How Do I Use a Local LLM in VS Code? (continue.dev)
continue.dev is the most popular open-source Copilot alternative for VS Code and JetBrains. Configuration now lives in ~/.continue/config.yaml (the old config.json is deprecated). A complete local setup — chat on a strong model, autocomplete on a fast one:
models:
- name: Qwen3.6 27B
provider: ollama
model: qwen3.6:27b
- name: Autocomplete
provider: ollama
model: qwen2.5-coder:1.5b
roles:
- autocompleteQwen2.5-Coder 1.5B is continue.dev's officially recommended autocomplete model. Their docs also warn against using thinking/reasoning models for autocomplete — completions need to arrive in milliseconds, not after a reasoning chain.
How Do I Use aider with Ollama?
aider is the terminal-native AI pair programmer. Point it at your local Ollama server:
export OLLAMA_API_BASE=http://127.0.0.1:11434 aider --model ollama_chat/qwen3.6:27b
Use the ollama_chat/ prefix — aider's docs state it is recommended over plain ollama/. The critical gotcha: Ollama defaults to a 2K context window and silently discards anything beyond it (aider's own warning). Coding needs far more. Raise it server-side:
OLLAMA_CONTEXT_LENGTH=32768 ollama serve
How Do I Use a Local LLM in Zed?
Zed auto-discovers every model Ollama has pulled — pull a model, then pick it from the Agent panel's model dropdown. One thing worth overriding: Zed defaults local models to a 4096-token context. In settings.json:
{
"language_models": {
"ollama": {
"api_url": "http://localhost:11434",
"available_models": [
{
"name": "qwen3.6:27b",
"display_name": "Qwen3.6 27B",
"max_tokens": 32768,
"supports_tools": true
}
]
}
}
}Frequently Asked Questions
What is the best local LLM for coding in 2026?

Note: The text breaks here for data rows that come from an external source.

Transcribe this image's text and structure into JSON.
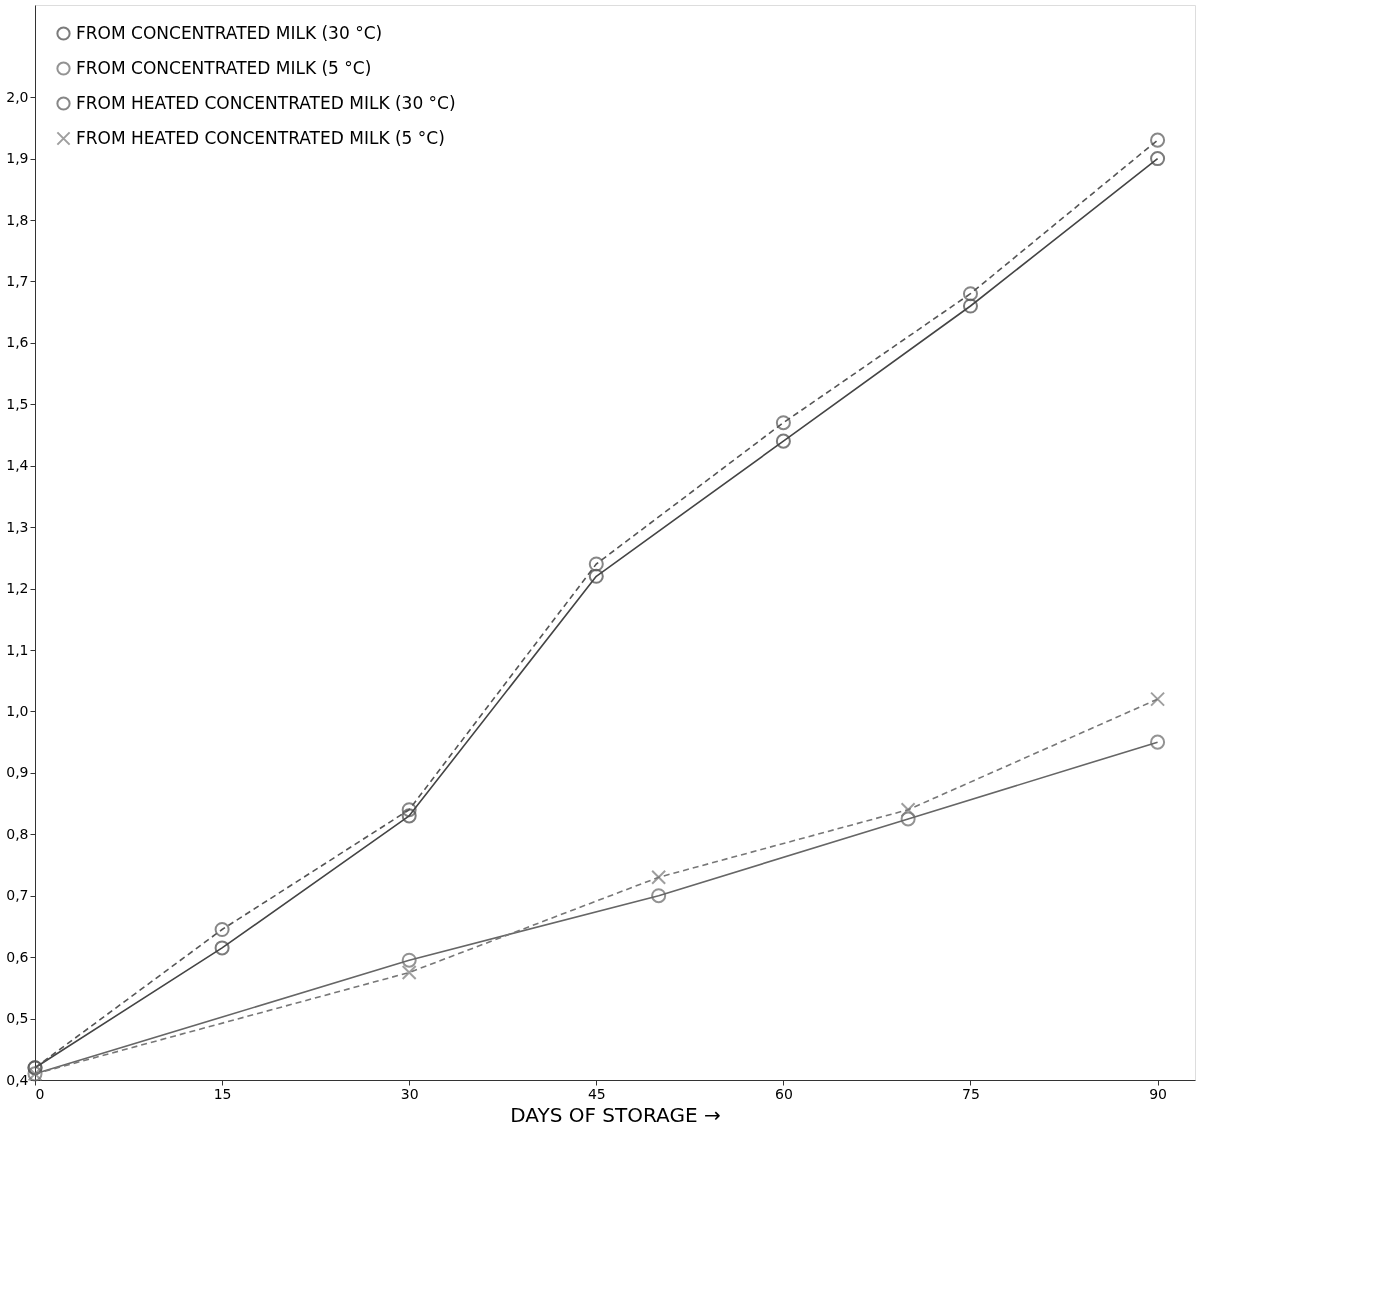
{
  "chart_data": {
    "type": "line",
    "xlabel": "DAYS OF STORAGE →",
    "xlim": [
      0,
      93
    ],
    "xticks": [
      0,
      15,
      30,
      45,
      60,
      75,
      90
    ],
    "ylim": [
      0.4,
      2.15
    ],
    "yticks": [
      {
        "value": 0.4,
        "label": "0,4"
      },
      {
        "value": 0.5,
        "label": "0,5"
      },
      {
        "value": 0.6,
        "label": "0,6"
      },
      {
        "value": 0.7,
        "label": "0,7"
      },
      {
        "value": 0.8,
        "label": "0,8"
      },
      {
        "value": 0.9,
        "label": "0,9"
      },
      {
        "value": 1.0,
        "label": "1,0"
      },
      {
        "value": 1.1,
        "label": "1,1"
      },
      {
        "value": 1.2,
        "label": "1,2"
      },
      {
        "value": 1.3,
        "label": "1,3"
      },
      {
        "value": 1.4,
        "label": "1,4"
      },
      {
        "value": 1.5,
        "label": "1,5"
      },
      {
        "value": 1.6,
        "label": "1,6"
      },
      {
        "value": 1.7,
        "label": "1,7"
      },
      {
        "value": 1.8,
        "label": "1,8"
      },
      {
        "value": 1.9,
        "label": "1,9"
      },
      {
        "value": 2.0,
        "label": "2,0"
      }
    ],
    "grid": false,
    "legend": "top left",
    "series": [
      {
        "name": "FROM CONCENTRATED MILK (30 °C)",
        "color": "#444444",
        "line_style": "solid",
        "marker": "circle",
        "x": [
          0,
          15,
          30,
          45,
          60,
          75,
          90
        ],
        "values": [
          0.42,
          0.615,
          0.83,
          1.22,
          1.44,
          1.66,
          1.9
        ]
      },
      {
        "name": "FROM CONCENTRATED MILK (5 °C)",
        "color": "#666666",
        "line_style": "solid",
        "marker": "circle",
        "x": [
          0,
          30,
          50,
          70,
          90
        ],
        "values": [
          0.41,
          0.595,
          0.7,
          0.825,
          0.95
        ]
      },
      {
        "name": "FROM HEATED CONCENTRATED MILK (30 °C)",
        "color": "#555555",
        "line_style": "dashed",
        "marker": "circle",
        "x": [
          0,
          15,
          30,
          45,
          60,
          75,
          90
        ],
        "values": [
          0.42,
          0.645,
          0.84,
          1.24,
          1.47,
          1.68,
          1.93
        ]
      },
      {
        "name": "FROM HEATED CONCENTRATED MILK (5 °C)",
        "color": "#777777",
        "line_style": "dashed",
        "marker": "cross",
        "x": [
          0,
          30,
          50,
          70,
          90
        ],
        "values": [
          0.41,
          0.575,
          0.73,
          0.84,
          1.02
        ]
      }
    ]
  }
}
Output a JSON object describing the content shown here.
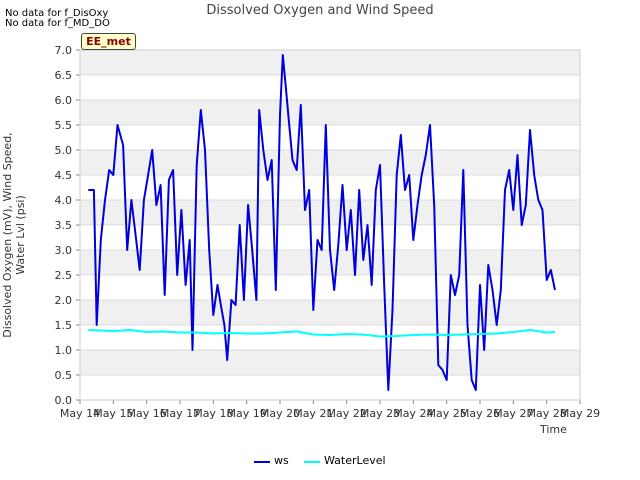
{
  "notes": [
    "No data for f_DisOxy",
    "No data for f_MD_DO"
  ],
  "badge": "EE_met",
  "chart_data": {
    "type": "line",
    "title": "Dissolved Oxygen and Wind Speed",
    "xlabel": "Time",
    "ylabel": "Dissolved Oxygen (mV), Wind Speed, Water Lvl (psi)",
    "ylim": [
      0,
      7
    ],
    "xlim": [
      "2022-05-14",
      "2022-05-29"
    ],
    "y_ticks": [
      "0.0",
      "0.5",
      "1.0",
      "1.5",
      "2.0",
      "2.5",
      "3.0",
      "3.5",
      "4.0",
      "4.5",
      "5.0",
      "5.5",
      "6.0",
      "6.5",
      "7.0"
    ],
    "x_ticks": [
      "May 14",
      "May 15",
      "May 16",
      "May 17",
      "May 18",
      "May 19",
      "May 20",
      "May 21",
      "May 22",
      "May 23",
      "May 24",
      "May 25",
      "May 26",
      "May 27",
      "May 28",
      "May 29"
    ],
    "grid": true,
    "legend_position": "bottom-center",
    "series": [
      {
        "name": "ws",
        "color": "#0000dd",
        "x": [
          "2022-05-14T06:00",
          "2022-05-14T10:00",
          "2022-05-14T12:00",
          "2022-05-14T15:00",
          "2022-05-14T18:00",
          "2022-05-14T21:00",
          "2022-05-15T00:00",
          "2022-05-15T03:00",
          "2022-05-15T07:00",
          "2022-05-15T10:00",
          "2022-05-15T13:00",
          "2022-05-15T16:00",
          "2022-05-15T19:00",
          "2022-05-15T22:00",
          "2022-05-16T01:00",
          "2022-05-16T04:00",
          "2022-05-16T07:00",
          "2022-05-16T10:00",
          "2022-05-16T13:00",
          "2022-05-16T16:00",
          "2022-05-16T19:00",
          "2022-05-16T22:00",
          "2022-05-17T01:00",
          "2022-05-17T04:00",
          "2022-05-17T07:00",
          "2022-05-17T09:00",
          "2022-05-17T12:00",
          "2022-05-17T15:00",
          "2022-05-17T18:00",
          "2022-05-17T21:00",
          "2022-05-18T00:00",
          "2022-05-18T03:00",
          "2022-05-18T06:00",
          "2022-05-18T08:00",
          "2022-05-18T10:00",
          "2022-05-18T13:00",
          "2022-05-18T16:00",
          "2022-05-18T19:00",
          "2022-05-18T22:00",
          "2022-05-19T01:00",
          "2022-05-19T04:00",
          "2022-05-19T07:00",
          "2022-05-19T09:00",
          "2022-05-19T12:00",
          "2022-05-19T15:00",
          "2022-05-19T18:00",
          "2022-05-19T21:00",
          "2022-05-20T00:00",
          "2022-05-20T02:00",
          "2022-05-20T04:00",
          "2022-05-20T07:00",
          "2022-05-20T09:00",
          "2022-05-20T12:00",
          "2022-05-20T15:00",
          "2022-05-20T18:00",
          "2022-05-20T21:00",
          "2022-05-21T00:00",
          "2022-05-21T03:00",
          "2022-05-21T06:00",
          "2022-05-21T09:00",
          "2022-05-21T12:00",
          "2022-05-21T15:00",
          "2022-05-21T18:00",
          "2022-05-21T21:00",
          "2022-05-22T00:00",
          "2022-05-22T03:00",
          "2022-05-22T06:00",
          "2022-05-22T09:00",
          "2022-05-22T12:00",
          "2022-05-22T15:00",
          "2022-05-22T18:00",
          "2022-05-22T21:00",
          "2022-05-23T00:00",
          "2022-05-23T03:00",
          "2022-05-23T06:00",
          "2022-05-23T09:00",
          "2022-05-23T12:00",
          "2022-05-23T15:00",
          "2022-05-23T18:00",
          "2022-05-23T21:00",
          "2022-05-24T00:00",
          "2022-05-24T03:00",
          "2022-05-24T06:00",
          "2022-05-24T09:00",
          "2022-05-24T12:00",
          "2022-05-24T15:00",
          "2022-05-24T18:00",
          "2022-05-24T21:00",
          "2022-05-25T00:00",
          "2022-05-25T03:00",
          "2022-05-25T06:00",
          "2022-05-25T09:00",
          "2022-05-25T12:00",
          "2022-05-25T15:00",
          "2022-05-25T18:00",
          "2022-05-25T21:00",
          "2022-05-26T00:00",
          "2022-05-26T03:00",
          "2022-05-26T06:00",
          "2022-05-26T09:00",
          "2022-05-26T12:00",
          "2022-05-26T15:00",
          "2022-05-26T18:00",
          "2022-05-26T21:00",
          "2022-05-27T00:00",
          "2022-05-27T03:00",
          "2022-05-27T06:00",
          "2022-05-27T09:00",
          "2022-05-27T12:00",
          "2022-05-27T15:00",
          "2022-05-27T18:00",
          "2022-05-27T21:00",
          "2022-05-28T00:00",
          "2022-05-28T03:00",
          "2022-05-28T06:00"
        ],
        "values": [
          4.2,
          4.2,
          1.5,
          3.2,
          4.0,
          4.6,
          4.5,
          5.5,
          5.1,
          3.0,
          4.0,
          3.3,
          2.6,
          4.0,
          4.5,
          5.0,
          3.9,
          4.3,
          2.1,
          4.4,
          4.6,
          2.5,
          3.8,
          2.3,
          3.2,
          1.0,
          4.7,
          5.8,
          5.0,
          3.0,
          1.7,
          2.3,
          1.8,
          1.5,
          0.8,
          2.0,
          1.9,
          3.5,
          2.0,
          3.9,
          3.0,
          2.0,
          5.8,
          5.0,
          4.4,
          4.8,
          2.2,
          5.7,
          6.9,
          6.3,
          5.4,
          4.8,
          4.6,
          5.9,
          3.8,
          4.2,
          1.8,
          3.2,
          3.0,
          5.5,
          3.0,
          2.2,
          3.1,
          4.3,
          3.0,
          3.8,
          2.5,
          4.2,
          2.8,
          3.5,
          2.3,
          4.2,
          4.7,
          2.3,
          0.2,
          1.8,
          4.5,
          5.3,
          4.2,
          4.5,
          3.2,
          3.9,
          4.5,
          4.9,
          5.5,
          3.9,
          0.7,
          0.6,
          0.4,
          2.5,
          2.1,
          2.5,
          4.6,
          1.5,
          0.4,
          0.2,
          2.3,
          1.0,
          2.7,
          2.2,
          1.5,
          2.2,
          4.2,
          4.6,
          3.8,
          4.9,
          3.5,
          3.9,
          5.4,
          4.5,
          4.0,
          3.8,
          2.4,
          2.6,
          2.2
        ],
        "values_note": ""
      },
      {
        "name": "WaterLevel",
        "color": "#00ffff",
        "x": [
          "2022-05-14T06:00",
          "2022-05-15T00:00",
          "2022-05-15T12:00",
          "2022-05-16T00:00",
          "2022-05-16T12:00",
          "2022-05-17T00:00",
          "2022-05-17T12:00",
          "2022-05-18T00:00",
          "2022-05-18T12:00",
          "2022-05-19T00:00",
          "2022-05-19T12:00",
          "2022-05-20T00:00",
          "2022-05-20T12:00",
          "2022-05-21T00:00",
          "2022-05-21T12:00",
          "2022-05-22T00:00",
          "2022-05-22T12:00",
          "2022-05-23T00:00",
          "2022-05-23T12:00",
          "2022-05-24T00:00",
          "2022-05-24T12:00",
          "2022-05-25T00:00",
          "2022-05-25T12:00",
          "2022-05-26T00:00",
          "2022-05-26T12:00",
          "2022-05-27T00:00",
          "2022-05-27T12:00",
          "2022-05-28T00:00",
          "2022-05-28T06:00"
        ],
        "values": [
          1.4,
          1.38,
          1.4,
          1.36,
          1.37,
          1.35,
          1.35,
          1.33,
          1.34,
          1.33,
          1.33,
          1.35,
          1.37,
          1.31,
          1.3,
          1.32,
          1.31,
          1.27,
          1.28,
          1.3,
          1.31,
          1.3,
          1.31,
          1.32,
          1.33,
          1.36,
          1.4,
          1.35,
          1.36
        ]
      }
    ]
  }
}
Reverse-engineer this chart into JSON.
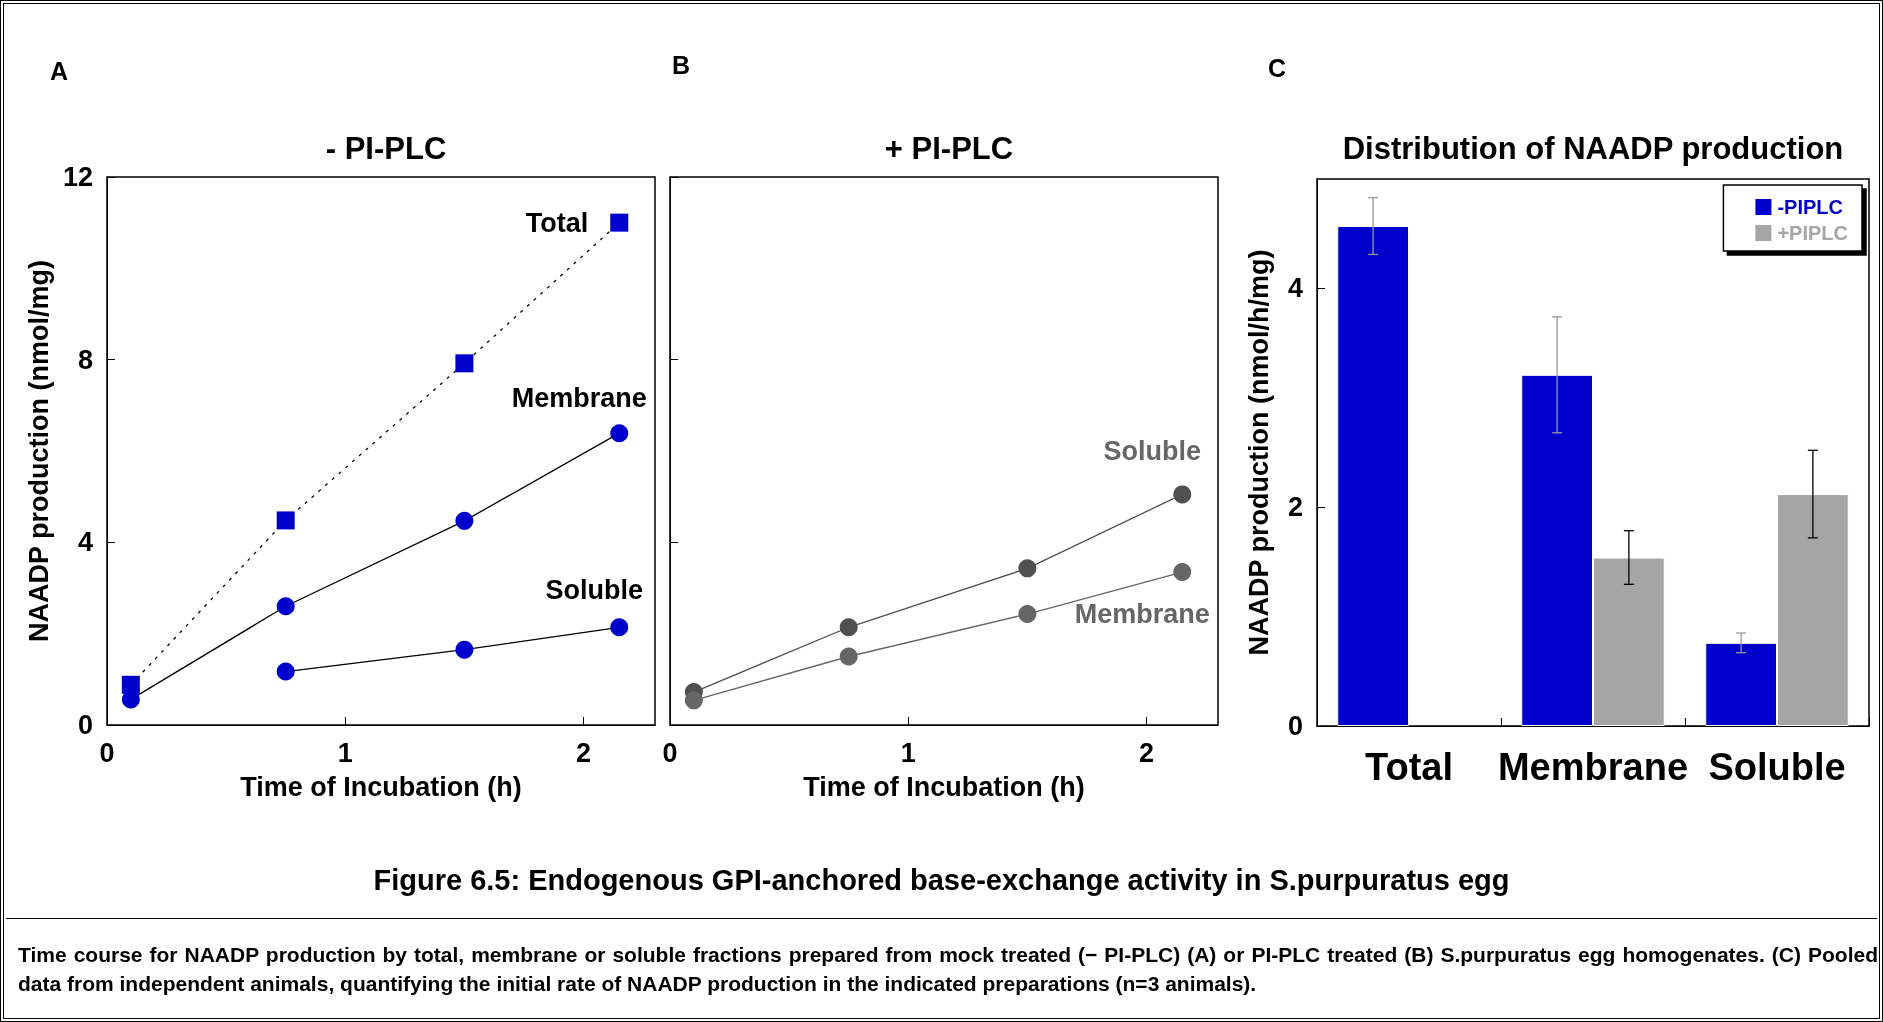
{
  "chart_data": [
    {
      "type": "line",
      "title": "- PI-PLC",
      "xlabel": "Time of Incubation (h)",
      "ylabel": "NAADP production (nmol/mg)",
      "xlim": [
        0,
        2.3
      ],
      "xticks": [
        0,
        1,
        2
      ],
      "ylim": [
        0,
        12
      ],
      "yticks": [
        0,
        4,
        8,
        12
      ],
      "grid": false,
      "legend": false,
      "annotations": [
        "A"
      ],
      "x": [
        0.1,
        0.75,
        1.5,
        2.15
      ],
      "series": [
        {
          "name": "Total",
          "color": "#0000cc",
          "marker": "square",
          "line_style": "dotted",
          "values": [
            0.88,
            4.48,
            7.92,
            11.0
          ]
        },
        {
          "name": "Membrane",
          "color": "#0000cc",
          "marker": "circle",
          "line_style": "solid",
          "values": [
            0.56,
            2.6,
            4.47,
            6.39
          ]
        },
        {
          "name": "Soluble",
          "color": "#0000cc",
          "marker": "circle",
          "line_style": "solid",
          "values": [
            null,
            1.17,
            1.65,
            2.14
          ]
        }
      ]
    },
    {
      "type": "line",
      "title": "+ PI-PLC",
      "xlabel": "Time of Incubation (h)",
      "xlim": [
        0,
        2.3
      ],
      "xticks": [
        0,
        1,
        2
      ],
      "ylim": [
        0,
        12
      ],
      "yticks": [
        0,
        4,
        8,
        12
      ],
      "tick_labels": "x",
      "grid": false,
      "legend": false,
      "annotations": [
        "B"
      ],
      "x": [
        0.1,
        0.75,
        1.5,
        2.15
      ],
      "series": [
        {
          "name": "Soluble",
          "color": "#505050",
          "marker": "circle",
          "line_style": "solid",
          "values": [
            0.72,
            2.14,
            3.43,
            5.05
          ]
        },
        {
          "name": "Membrane",
          "color": "#666666",
          "marker": "circle",
          "line_style": "solid",
          "values": [
            0.54,
            1.5,
            2.43,
            3.35
          ]
        }
      ]
    },
    {
      "type": "bar",
      "title": "Distribution of NAADP production",
      "ylabel": "NAADP production (nmol/h/mg)",
      "ylim": [
        0,
        5
      ],
      "yticks": [
        0,
        2,
        4
      ],
      "grid": false,
      "legend": "top right",
      "annotations": [
        "C",
        "Figure 6.5: Endogenous GPI-anchored base-exchange activity in S.purpuratus egg",
        "Time course for NAADP production by total, membrane or soluble fractions prepared from mock treated (− PI-PLC) (A) or PI-PLC treated (B) S.purpuratus egg homogenates. (C) Pooled data from independent animals, quantifying the initial rate of NAADP production in the indicated preparations (n=3 animals)."
      ],
      "categories": [
        "Total",
        "Membrane",
        "Soluble"
      ],
      "series": [
        {
          "name": "-PIPLC",
          "color": "#0000cc",
          "values": [
            4.57,
            3.21,
            0.76
          ],
          "errors": [
            0.26,
            0.53,
            0.09
          ]
        },
        {
          "name": "+PIPLC",
          "color": "#a6a6a6",
          "values": [
            null,
            1.54,
            2.12
          ],
          "errors": [
            null,
            0.245,
            0.4
          ]
        }
      ]
    }
  ]
}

Qwen3.6 27B for most machines — 77.2 SWE-bench Verified (per its model card) in a 17GB download that fits a 32GB Mac or 24GB GPU. Devstral Small 2 is the strongest agentic-coding alternative at the same tier, with a 384K context window.
How much RAM do I need to run a coding LLM locally?
16GB runs 7B-class models plus a fast autocomplete model. 32GB is the sweet spot for the current best local coders (Qwen3.6 27B, Devstral Small 2). 96-128GB unlocks gpt-oss-120b and Devstral 2 123B.
What is the best local model for code autocomplete?
Qwen2.5-Coder 1.5B — continue.dev's official recommendation. Under 1GB, fast enough for inline suggestions. Never use a thinking model for autocomplete.
Can a local LLM replace GitHub Copilot or Claude?
For autocomplete and single-file edits, yes — fully offline. For long agentic sessions on large repos, frontier cloud models still lead, but 2026's local 24-27B models closed most of the gap.